Q: What are Batch Jobs in Mule ESB ?
A:
A batch job is a top-level element in Mule which exists outside all Mule flows. Batch jobs split large messages into records which Mule processes asynchronously in a batch job; just as flows process messages, batch jobs process records.
A batch job contains one or more batch steps which, in turn, contain any number of message processors that act upon records as they move through the batch job. During batch processing, you can use record-level variables (recordVars) and MEL expressions to enrich, route or otherwise act upon records.
mule-1_1


Q: What is Transient Context ?
A:
Transient Context: Used for passing values between Mediation primitives within the current flow — either the request flow or the responses flow. The transient context cannot link requests and responses and hence cannot be used across. Used when you want to save an input message before a service invokes call (within a request or response flow). After the services invoke call, the next primitive can create another message by combining the service invoke response and the original message stored in the transient context.
Q: What are the different endpoints available in Mule ESB ?
A:
Different types of Endpoints are available in Mule, such as HTTP, JMS, IMAP, SMTP, and AJAX.

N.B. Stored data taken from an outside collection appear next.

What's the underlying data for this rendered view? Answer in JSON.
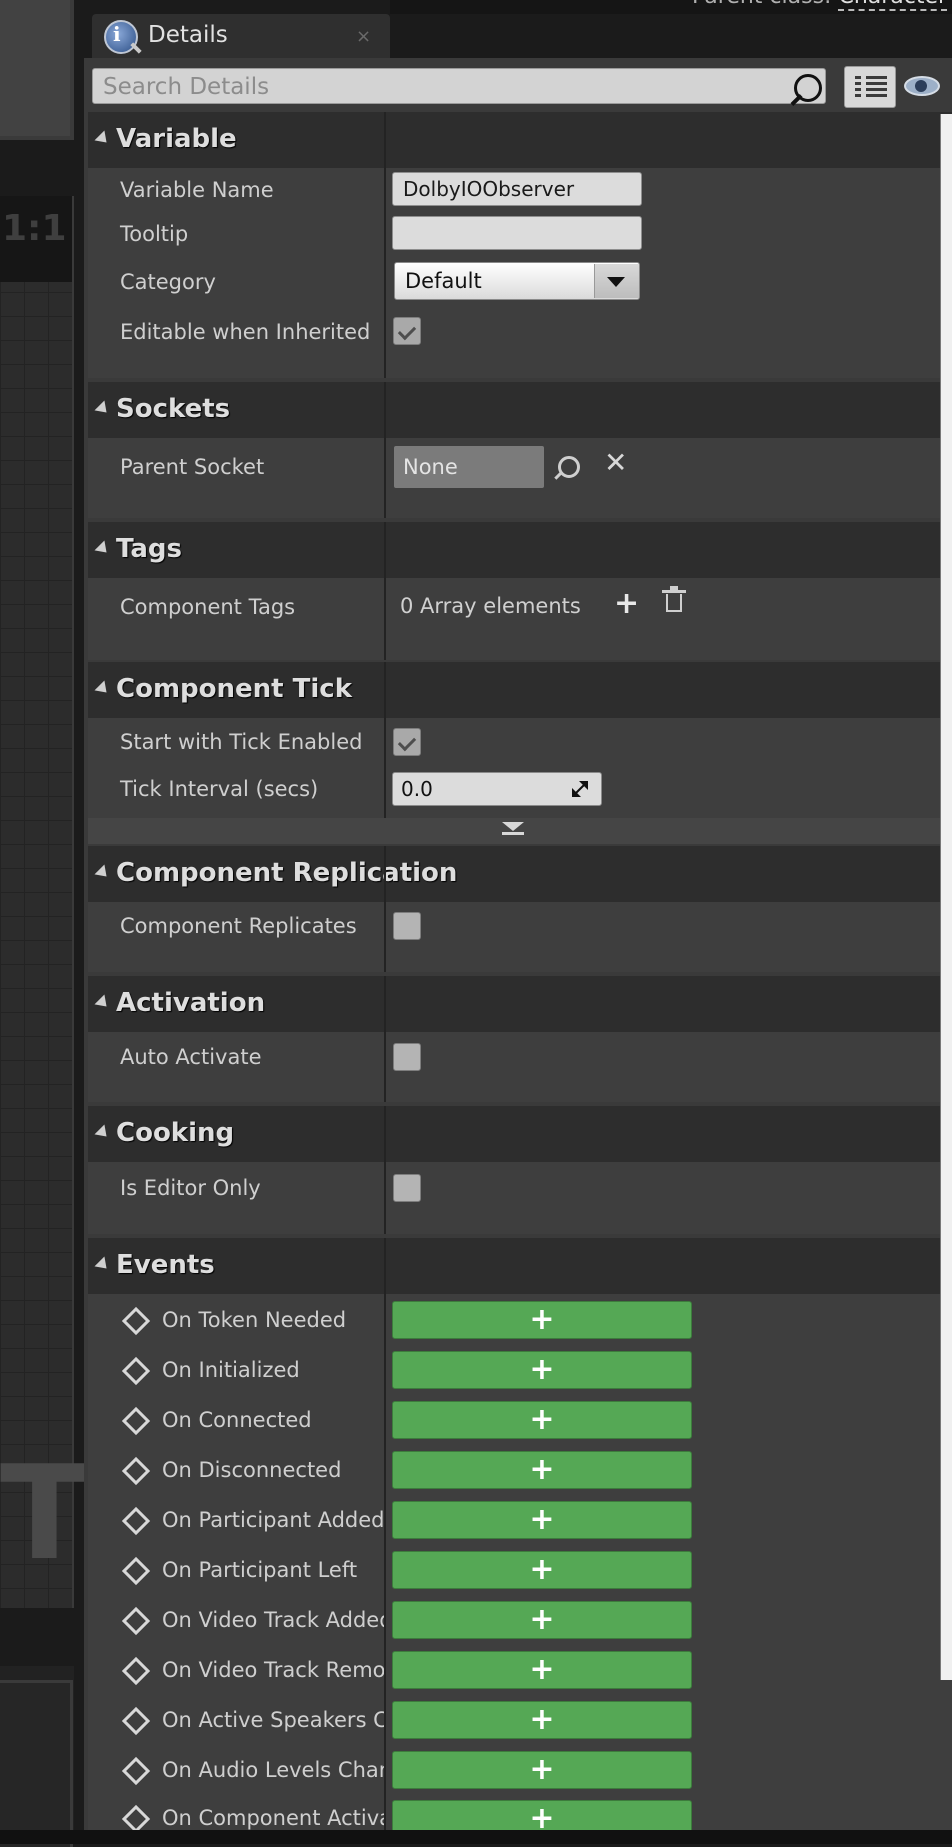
{
  "header": {
    "parent_class_label": "Parent class:",
    "parent_class_value": "Character"
  },
  "viewport": {
    "ratio": "1:1",
    "big_letter": "T"
  },
  "tab": {
    "title": "Details",
    "close": "×"
  },
  "search": {
    "placeholder": "Search Details"
  },
  "sections": {
    "variable": {
      "title": "Variable",
      "variable_name_label": "Variable Name",
      "variable_name_value": "DolbyIOObserver",
      "tooltip_label": "Tooltip",
      "tooltip_value": "",
      "category_label": "Category",
      "category_value": "Default",
      "editable_label": "Editable when Inherited",
      "editable_checked": true
    },
    "sockets": {
      "title": "Sockets",
      "parent_socket_label": "Parent Socket",
      "parent_socket_value": "None"
    },
    "tags": {
      "title": "Tags",
      "component_tags_label": "Component Tags",
      "component_tags_value": "0 Array elements"
    },
    "component_tick": {
      "title": "Component Tick",
      "start_tick_label": "Start with Tick Enabled",
      "start_tick_checked": true,
      "tick_interval_label": "Tick Interval (secs)",
      "tick_interval_value": "0.0"
    },
    "component_replication": {
      "title": "Component Replication",
      "replicates_label": "Component Replicates",
      "replicates_checked": false
    },
    "activation": {
      "title": "Activation",
      "auto_activate_label": "Auto Activate",
      "auto_activate_checked": false
    },
    "cooking": {
      "title": "Cooking",
      "editor_only_label": "Is Editor Only",
      "editor_only_checked": false
    },
    "events": {
      "title": "Events",
      "items": [
        "On Token Needed",
        "On Initialized",
        "On Connected",
        "On Disconnected",
        "On Participant Added",
        "On Participant Left",
        "On Video Track Added",
        "On Video Track Removed",
        "On Active Speakers Changed",
        "On Audio Levels Changed",
        "On Component Activated"
      ],
      "add_glyph": "+"
    }
  }
}
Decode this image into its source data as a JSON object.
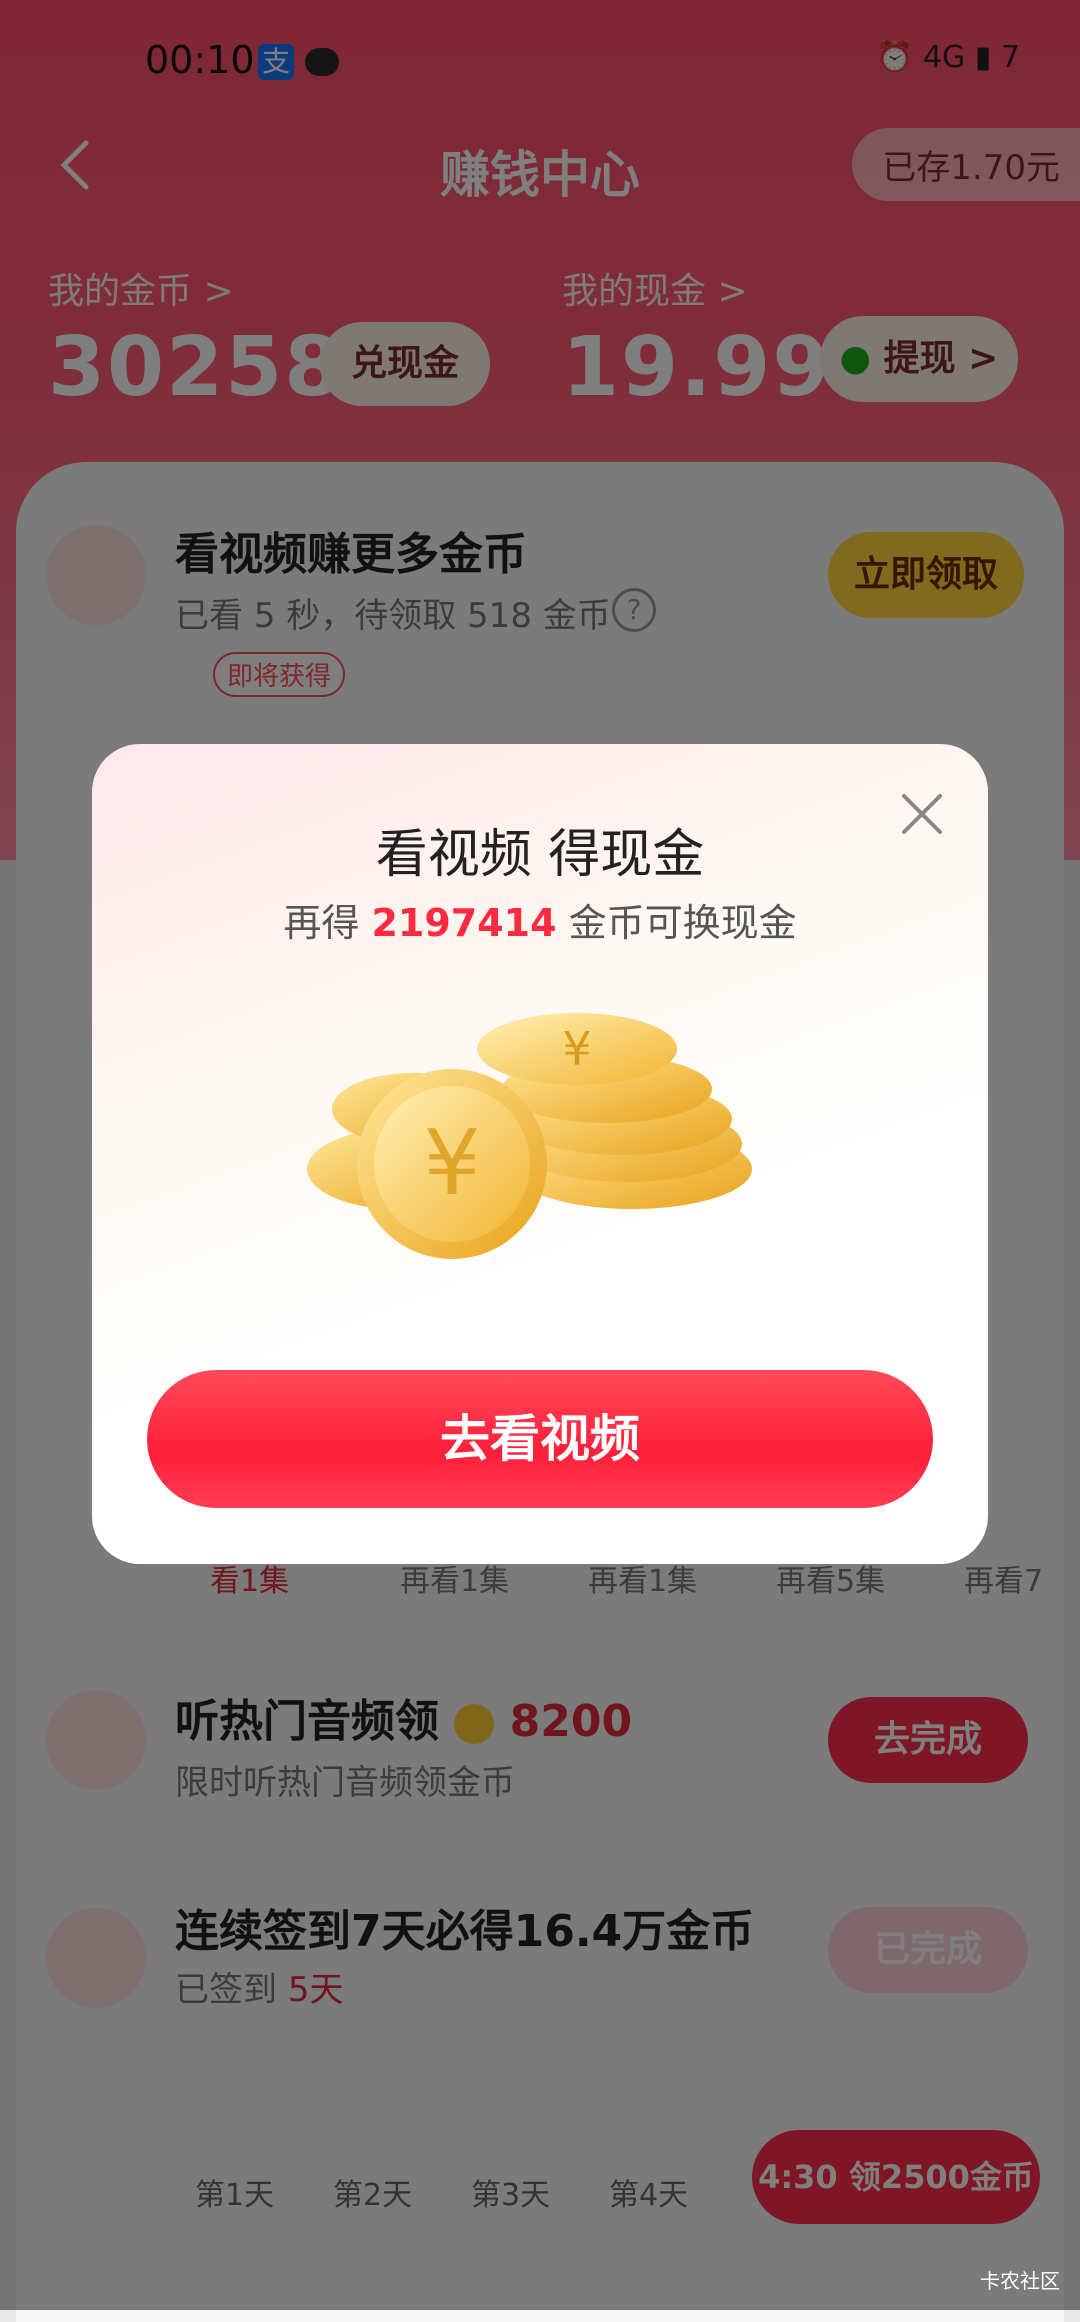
{
  "status": {
    "time": "00:10",
    "battery": "7",
    "signal": "4G"
  },
  "nav": {
    "title": "赚钱中心",
    "saved": "已存1.70元"
  },
  "stats": {
    "coins_label": "我的金币 >",
    "coins_value": "302586",
    "coins_btn": "兑现金",
    "cash_label": "我的现金 >",
    "cash_value": "19.99",
    "cash_btn": "提现 >"
  },
  "video_task": {
    "title": "看视频赚更多金币",
    "sub": "已看 5 秒，待领取 518 金币",
    "btn": "立即领取",
    "tag": "即将获得"
  },
  "audio_task": {
    "title": "听热门音频领",
    "amount": "8200",
    "sub": "限时听热门音频领金币",
    "btn": "去完成"
  },
  "signin_task": {
    "title": "连续签到7天必得16.4万金币",
    "sub_prefix": "已签到",
    "sub_days": "5天",
    "btn": "已完成"
  },
  "signin_days": [
    "第1天",
    "第2天",
    "第3天",
    "第4天"
  ],
  "episodes": [
    "看1集",
    "再看1集",
    "再看1集",
    "再看5集",
    "再看7"
  ],
  "floating": {
    "label": "4:30 领2500金币"
  },
  "modal": {
    "title": "看视频 得现金",
    "sub_prefix": "再得 ",
    "sub_amount": "2197414",
    "sub_suffix": " 金币可换现金",
    "cta": "去看视频"
  },
  "watermark": "卡农社区",
  "colors": {
    "accent": "#ff2d4b",
    "header": "#ff4d6a",
    "highlight": "#ff2a3f"
  }
}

Q: How to check if file exists in Mule ESB ?
A:
This can be done using Mule Expression Language(MEL) as follows-
	<choice>
        <when expression="#[xmlFileExists()]">
            ...
        </when>
        <otherwise>
            ...
        </otherwise>
    </choice>


Q: What are Inbound endpoints and Outbound endpoints in Mule ESB ?
A:
Inbound endpoints are message sources (http://www.mulesoft.org/documentation/display/current/Message+Sources), which as the name suggests is where messages are created. They can be created based on external events (like an incoming HTTP request or JMS message) or by polling (like files in a directory).
Outbound endpoints and anything else you see in a flow (except exception strategies) are message processors (http://www.mulesoft.org/documentation/display/current/Message+Processors), which means they do something with the message in-flight the flow.
Q: What is difference between Mule Connectors and Transports Mule ESB ?
A:
Transports are targeted towards a way of transporting data, i.e. a protocol like HTTP or reading/writing files. These are general concepts and the other party behind such a data channel can be anything, a pure data sink or a party with whom data can be exchanged, own company or other.